2Il quale ha testimoniato della parola di Dio, e della testimonianza di Gesù Cristo, e di tutte le cose che egli ha vedute.
3Beato chi legge, e beati coloro che ascoltano le parole di questa profezia, e serbano le cose che in essa sono scritte; perciocchè il tempo è vicino.
4GIOVANNI, alle sette chiese, che son nell’Asia: Grazia a voi, e pace, da colui che è, e che era, e che ha da venire; e da’ sette spiriti, che son davanti al suo trono;
5e da Gesù Cristo, il fedel testimonio, il primogenito dai morti, e il principe dei re della terra. Ad esso, che ci ha amati, e ci ha lavati de’ nostri peccati col suo sangue;
6e ci ha fatti re, e sacerdoti, a Dio suo Padre; sia la gloria e l’imperio, ne’ secoli de’ secoli. Amen.
7Ecco, egli viene con le nuvole, ed ogni occhio lo vedrà, eziandio quelli che l’hanno trafitto: e tutte le nazioni della terra faran cordoglio per lui. Sì, Amen.
8Io son l’Alfa, e l’Omega; il principio, e la fine, dice il Signore Iddio, che è, e che era, e che ha da venire, l’Onnipotente.
9IO Giovanni, che son vostro fratello, ed insieme compagno nell’afflizione, e nel regno, e nella sofferenza di Cristo Gesù, era nell’isola chiamata Patmo, per la parola di Dio, e per la testimonianza di Gesù Cristo.
10Io era in ispirito nel giorno della Domenica; e udii dietro a me una gran voce, come d’una tromba, che diceva:
11Io son l’Alfa, e l’Omega; il primo, e l’ultimo; e: Ciò che tu vedi scrivilo in un libro, e mandalo alle sette chiese, che sono in Asia: ad Efeso, ed a Smirna, ed a Pergamo, ed a Tiatiri, ed a Sardi, ed a Filadelfia, ed a Laodicea.
12Ed io in quello mi rivoltai, per veder la voce che avea parlato meco; e rivoltomi, vidi sette candellieri d’oro.
13E in mezzo di que’ sette candellieri, uno, simigliante ad un figliuol d’uomo, vestito d’una vesta lunga fino a’ piedi, e cinto d’una cintura d’oro all’altezza del seno.
14E il suo capo, e i suoi capelli eran candidi come lana bianca, a guisa di neve; e i suoi occhi somigliavano una fiamma di fuoco.
15E i suoi piedi eran simili a del calcolibano, a guisa che fossero stati infocati in una fornace; e la sua voce era come il suono di molte acque.
16Ed egli avea nella sua man destra sette stelle; e della sua bocca usciva una spada a due tagli, acuta; e il suo sguardo era come il sole, quando egli risplende nella sua forza.

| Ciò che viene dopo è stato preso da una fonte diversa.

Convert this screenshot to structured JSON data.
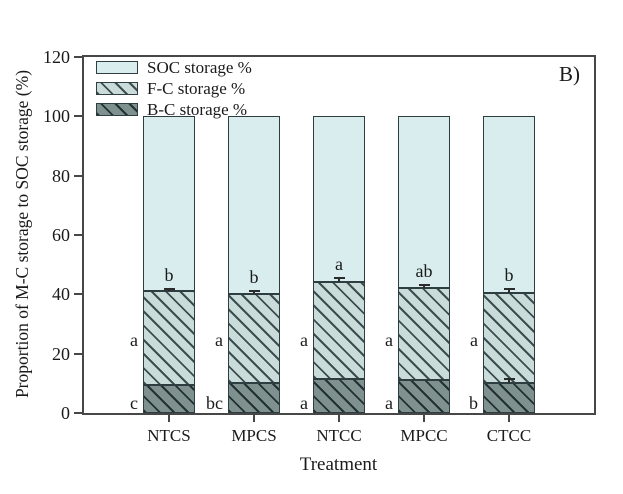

17E quando io l’ebbi veduto, caddi ai suoi piedi come morto. Ed egli mise la sua man destra sopra me, dicendomi: Non temere; io sono il primo, e l’ultimo;
18e quel che vive; e sono stato morto, ma ecco, son vivente ne’ secoli de’ secoli, Amen; ed ho le chiavi della morte, e dell’inferno.
19Scrivi adunque le cose che tu hai vedute, e quelle che sono, e quelle che saranno da ora innanzi;
20il misterio delle sette stelle, che tu hai vedute sopra la mia destra, e quello de’ sette candellieri d’oro. Le sette stelle son gli angeli delle sette chiese; e i sette candellieri, che tu hai veduti, sono le sette chiese.